Наши окна смотрели на центральную улицу и по праздникам на балконе мы должны были вывешивать флаг. В другие дни он в свернутом виде стоял в углу за высокой магнитолой. Выцвевший флаг из паршивого красноватого материала, типа сатина, вблизи резко контрастировал с известными мне по школе и армии роскошными знаменами. Но издали это было незаметно. В детстве приятели завидовали мне по этому поводу. Их квартиры располагались не в тех домах или не на тех этажах.

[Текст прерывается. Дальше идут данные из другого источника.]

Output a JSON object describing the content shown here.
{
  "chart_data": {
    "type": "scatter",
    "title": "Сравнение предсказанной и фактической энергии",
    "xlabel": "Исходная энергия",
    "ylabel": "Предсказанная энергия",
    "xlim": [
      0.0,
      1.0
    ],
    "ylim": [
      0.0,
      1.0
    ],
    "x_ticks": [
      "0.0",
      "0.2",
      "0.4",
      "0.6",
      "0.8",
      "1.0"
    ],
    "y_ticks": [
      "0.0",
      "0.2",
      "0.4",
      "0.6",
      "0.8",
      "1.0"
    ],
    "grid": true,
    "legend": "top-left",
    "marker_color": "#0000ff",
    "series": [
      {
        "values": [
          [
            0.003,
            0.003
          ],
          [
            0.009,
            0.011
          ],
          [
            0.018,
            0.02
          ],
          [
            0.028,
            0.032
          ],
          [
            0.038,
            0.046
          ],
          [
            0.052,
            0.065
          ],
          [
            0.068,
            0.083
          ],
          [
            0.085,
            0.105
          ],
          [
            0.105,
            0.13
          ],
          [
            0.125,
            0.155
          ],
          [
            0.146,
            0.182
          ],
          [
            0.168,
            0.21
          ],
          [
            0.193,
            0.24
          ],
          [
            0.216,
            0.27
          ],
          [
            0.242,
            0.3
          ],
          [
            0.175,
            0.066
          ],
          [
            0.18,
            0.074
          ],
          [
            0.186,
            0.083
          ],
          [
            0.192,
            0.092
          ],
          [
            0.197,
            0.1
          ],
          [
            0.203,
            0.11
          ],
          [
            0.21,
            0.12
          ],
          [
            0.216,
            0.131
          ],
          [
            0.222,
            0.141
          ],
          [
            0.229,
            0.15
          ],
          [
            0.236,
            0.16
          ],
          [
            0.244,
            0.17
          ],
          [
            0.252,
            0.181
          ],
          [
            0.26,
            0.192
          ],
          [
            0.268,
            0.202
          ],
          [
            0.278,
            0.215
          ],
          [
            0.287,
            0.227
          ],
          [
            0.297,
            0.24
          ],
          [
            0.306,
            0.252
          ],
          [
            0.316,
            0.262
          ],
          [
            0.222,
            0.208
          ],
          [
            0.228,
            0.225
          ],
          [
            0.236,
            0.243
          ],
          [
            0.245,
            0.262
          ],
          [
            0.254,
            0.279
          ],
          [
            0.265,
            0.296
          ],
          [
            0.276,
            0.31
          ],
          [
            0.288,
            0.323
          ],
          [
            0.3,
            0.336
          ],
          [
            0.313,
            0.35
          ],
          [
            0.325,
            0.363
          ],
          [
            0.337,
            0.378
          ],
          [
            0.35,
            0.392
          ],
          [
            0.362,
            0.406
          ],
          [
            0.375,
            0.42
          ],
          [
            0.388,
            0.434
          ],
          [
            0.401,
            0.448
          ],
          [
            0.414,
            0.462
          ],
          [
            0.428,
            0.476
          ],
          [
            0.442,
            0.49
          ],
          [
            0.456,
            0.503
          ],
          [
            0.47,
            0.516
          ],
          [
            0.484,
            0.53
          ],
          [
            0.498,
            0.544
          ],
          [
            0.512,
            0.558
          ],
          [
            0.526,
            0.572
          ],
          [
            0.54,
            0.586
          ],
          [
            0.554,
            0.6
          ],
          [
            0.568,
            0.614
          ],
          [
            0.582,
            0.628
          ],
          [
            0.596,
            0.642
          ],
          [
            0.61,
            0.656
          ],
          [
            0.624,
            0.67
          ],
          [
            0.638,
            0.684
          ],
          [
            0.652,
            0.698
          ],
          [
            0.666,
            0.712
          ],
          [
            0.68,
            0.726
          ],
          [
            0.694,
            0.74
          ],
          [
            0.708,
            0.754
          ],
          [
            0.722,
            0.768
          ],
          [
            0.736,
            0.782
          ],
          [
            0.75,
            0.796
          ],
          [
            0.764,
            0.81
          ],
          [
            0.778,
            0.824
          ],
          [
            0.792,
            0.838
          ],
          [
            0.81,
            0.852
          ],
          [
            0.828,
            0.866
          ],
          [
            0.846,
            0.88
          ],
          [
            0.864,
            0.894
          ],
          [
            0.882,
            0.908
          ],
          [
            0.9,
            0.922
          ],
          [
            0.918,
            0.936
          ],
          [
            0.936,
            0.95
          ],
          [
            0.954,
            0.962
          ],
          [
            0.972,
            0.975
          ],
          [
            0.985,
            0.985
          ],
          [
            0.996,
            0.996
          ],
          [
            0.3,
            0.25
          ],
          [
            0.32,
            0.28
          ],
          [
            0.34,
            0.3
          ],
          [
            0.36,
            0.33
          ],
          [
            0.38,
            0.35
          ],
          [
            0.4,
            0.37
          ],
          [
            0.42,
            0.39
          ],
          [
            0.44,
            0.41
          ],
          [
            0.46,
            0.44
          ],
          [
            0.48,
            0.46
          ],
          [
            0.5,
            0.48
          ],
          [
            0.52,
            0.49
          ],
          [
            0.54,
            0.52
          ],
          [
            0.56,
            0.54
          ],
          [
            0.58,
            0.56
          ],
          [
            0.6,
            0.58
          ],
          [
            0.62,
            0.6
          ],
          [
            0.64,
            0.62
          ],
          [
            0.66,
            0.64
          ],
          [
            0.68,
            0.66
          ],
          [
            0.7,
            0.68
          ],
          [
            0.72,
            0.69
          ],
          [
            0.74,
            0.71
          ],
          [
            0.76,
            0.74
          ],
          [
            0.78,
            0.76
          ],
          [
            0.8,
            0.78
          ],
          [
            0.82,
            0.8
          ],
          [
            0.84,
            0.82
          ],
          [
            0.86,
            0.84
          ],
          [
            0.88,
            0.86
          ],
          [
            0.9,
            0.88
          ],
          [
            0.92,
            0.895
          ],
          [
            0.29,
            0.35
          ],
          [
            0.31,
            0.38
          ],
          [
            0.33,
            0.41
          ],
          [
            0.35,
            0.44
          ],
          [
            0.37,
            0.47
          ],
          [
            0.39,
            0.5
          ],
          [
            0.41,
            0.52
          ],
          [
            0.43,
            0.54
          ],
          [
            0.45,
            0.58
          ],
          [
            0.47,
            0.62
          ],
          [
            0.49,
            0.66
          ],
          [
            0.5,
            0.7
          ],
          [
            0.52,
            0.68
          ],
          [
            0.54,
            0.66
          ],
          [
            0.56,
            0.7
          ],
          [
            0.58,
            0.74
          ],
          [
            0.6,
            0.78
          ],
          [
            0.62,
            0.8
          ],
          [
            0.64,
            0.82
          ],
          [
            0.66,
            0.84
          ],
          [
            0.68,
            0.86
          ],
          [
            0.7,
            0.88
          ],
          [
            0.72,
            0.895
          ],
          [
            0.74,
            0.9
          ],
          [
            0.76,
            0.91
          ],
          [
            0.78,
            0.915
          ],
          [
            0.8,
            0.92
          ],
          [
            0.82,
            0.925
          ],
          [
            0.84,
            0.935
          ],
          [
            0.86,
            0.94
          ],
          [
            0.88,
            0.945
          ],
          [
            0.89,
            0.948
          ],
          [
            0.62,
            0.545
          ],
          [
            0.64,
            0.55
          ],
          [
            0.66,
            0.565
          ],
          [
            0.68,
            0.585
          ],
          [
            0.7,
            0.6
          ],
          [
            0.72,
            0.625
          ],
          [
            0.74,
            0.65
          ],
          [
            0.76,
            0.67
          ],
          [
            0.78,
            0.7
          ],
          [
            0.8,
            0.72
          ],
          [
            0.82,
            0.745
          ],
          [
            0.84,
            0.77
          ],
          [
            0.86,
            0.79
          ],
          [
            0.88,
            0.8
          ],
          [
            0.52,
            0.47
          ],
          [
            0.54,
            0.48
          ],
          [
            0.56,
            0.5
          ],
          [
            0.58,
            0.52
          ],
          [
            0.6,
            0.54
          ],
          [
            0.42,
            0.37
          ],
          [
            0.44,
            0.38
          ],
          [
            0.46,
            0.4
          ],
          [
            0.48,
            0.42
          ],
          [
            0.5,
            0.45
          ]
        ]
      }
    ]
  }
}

Мне же было по барабану, я больше гордился уникальным ярко-желтым полом и клееным пластиковым потолком. Родители в моем детстве часто колесили по стране и видели там всякое. Могли из столицы поездом привезти обои, а посылкой переправить ярко-белую гэдээровскую краску для окон. Тогда это не являлось дурдомом. О, блин, кому я это рассказываю! Забылся...

В то время я вернулся из армии, учился на втором курсе. Бывшим армейцам на два семестра гарантировали сорок рублей стипендии. При любой успеваемости. Это было разумно – отупели мы, как выяснилось, прилично. Интегралы не извлекались, на лекциях хотелось спать. Решением Верховного Совета СССР студентов брать в армию перестали, мы были одним из последних призывов. Несколько месяцев недослужили и демобилизовались не по приказу, а по горбачевскому спецпостановлению. Так что не было у меня ста дней до приказа.

Учиться на дневном отделении и сидеть целиком на шее у родителей стало стыдно, и я устроился ночным сторожем в поликлинику. Оформившись в отделе вневедомственной охраны за восемьдесят рублей в месяц. Плюсом шли вещевые бонусы – бушлат-фуфайка, прорезиненный зеленый брезентовый плащ до пят, искусственного меха зимняя шапка, трехпалые вохровские теплые рукавицы и кирзачи, несколько отличающиеся от армейских. Все добро я увез в деревню. Плащ сохранился еще почти на тридцать лет – валялся в багажнике машины. Пригождался на рыбалке и в качестве подстилки на пикниках. А дубленый тулуп мне не выдали – не положено тем, кто дежурит в помещении. Переводиться же на другой холодный пост, после столь недавней отдачи воинского долга, я посчитал глупым. Даже ради желтой дубленки.

Мой объект обладал большим количеством плюсов. Можно было готовиться к занятиям прямо на работе, можно было бессовестным образом спать, не утруждая себя регулярными обходами, можно было втихушку принимать гостей. А ведь тогда даже номер в гостинице было не снять. На фоне таких преимуществ минусы почти терялись.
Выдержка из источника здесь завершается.